- Birth name: Rupert Theophilus Nurse
- Born: 26 December 1910 Port of Spain, Trinidad and Tobago
- Died: 18 March 2001 (aged 90) Arima, Trinidad
- Genres: Jazz, calypso
- Occupation(s): Musician, arranger, record producer
- Instrument(s): Piano, electric piano, double bass, tenor saxophone
- Years active: 1930s-90s

= Rupert Nurse =

Trinidadian musician (1910–2001)

Rupert Theophilus Nurse (26 December 1910 - 18 March 2001) was a Trinidadian musician who was influential in developing jazz and Caribbean music in Britain, particularly in the 1950s.

==Life==
He was born in Port of Spain, Trinidad, the only child of Arnold Nurse and Gertrude (née Small), and spent some of his childhood in Venezuela before returning to the island to complete his education. He absorbed local calypso music traditions, and started work as a teacher in Tobago. He taught himself piano, and learned arranging skills from a mail order Glenn Miller book, before returning around 1936 to Trinidad where he worked in an electronics business. He also learned to play the tenor saxophone and, with Guyanese saxophonist Wally Stewart, formed the Moderneers (or Modernaires), the first American-style big band in Trinidad. During the Second World War he played with visiting Americans on the island, and began writing jazz arrangements of calypsos.

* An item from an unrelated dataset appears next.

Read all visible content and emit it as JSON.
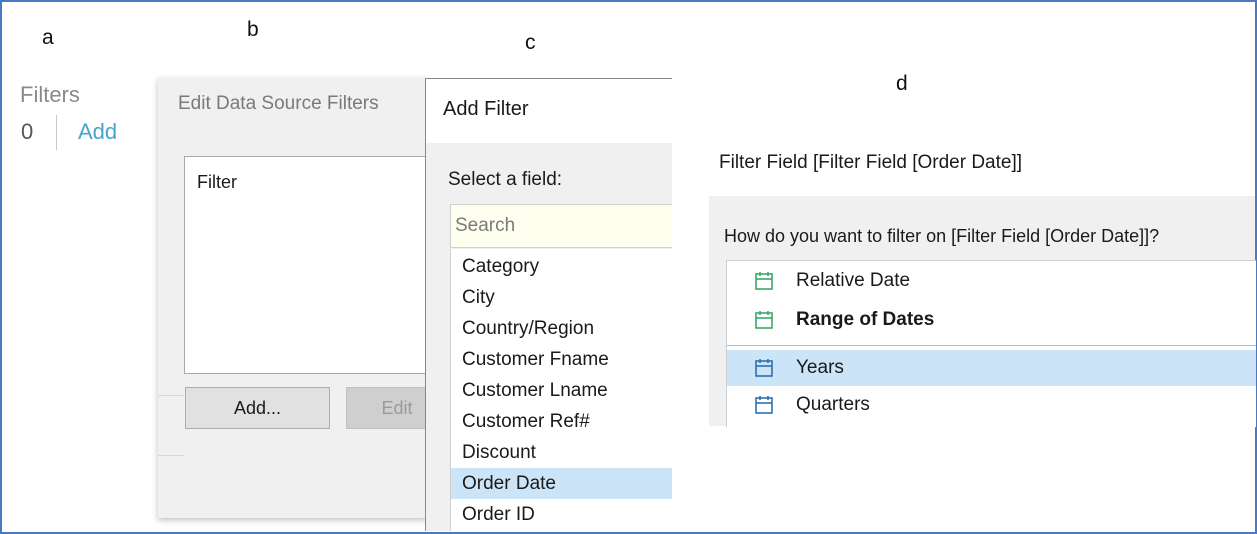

He travelled to London in 1945, and began playing double bass with guitarist Fitzroy Coleman and pianist Cyril Jones in the Antilles jazz club near Leicester Square. He joined trumpeter Leslie "Jiver" Hutchinson's mostly-black band, with whom he played on radio and toured in Europe, before working with entertainer Cab Kaye in the Netherlands. He also increasingly worked with musicians newly arriving in Britain from the West Indies, including popular pianist Winifred Atwell, and Lord Kitchener (Aldwyn Roberts) and his band; and, along with Lauderic Caton, began experimenting with electronic instruments.

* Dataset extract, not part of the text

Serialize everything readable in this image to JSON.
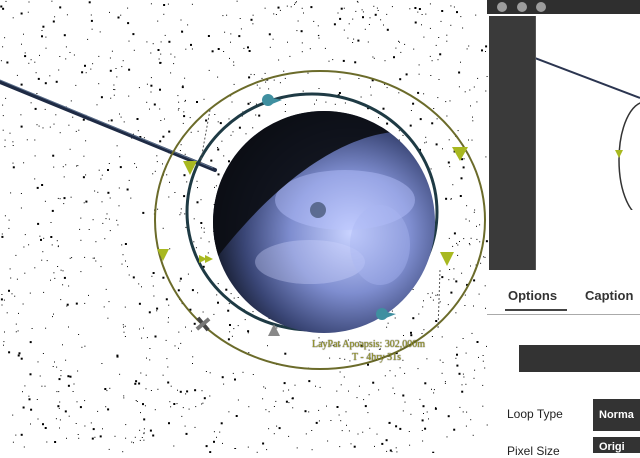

In 1953, Nurse was appointed as musical director of the Melodisc record label established by Emil Shalit, which increasingly sought to release records to appeal to Britain's growing Afro-Caribbean community. He led the label's house band, arranged and produced Kitchener's recordings, and recorded many other musicians of Caribbean origin, including jazz saxophonist Joe Harriott. He also continued to perform as a pianist, and became bandleader at the Sunset Club in Carnaby Street and then at the more up-market Sugar Hill club in St James's, where he met and later recorded with American jazz pianist Mary Lou Williams.

He increasingly used an electric piano and organ, and worked widely in clubs and restaurants in London as a solo performer and with other musicians including steel pan player Hugo Gunning, bassist Coleridge Goode, and pianists Iggy Quail and Russ Henderson. He also taught, devised arrangements for other musicians, and worked as a library cataloguer in London until 1976.

He retired to Arima, Trinidad, but continued to mentor musicians there and write arrangements for them. He died there in 2001, at the age of 90.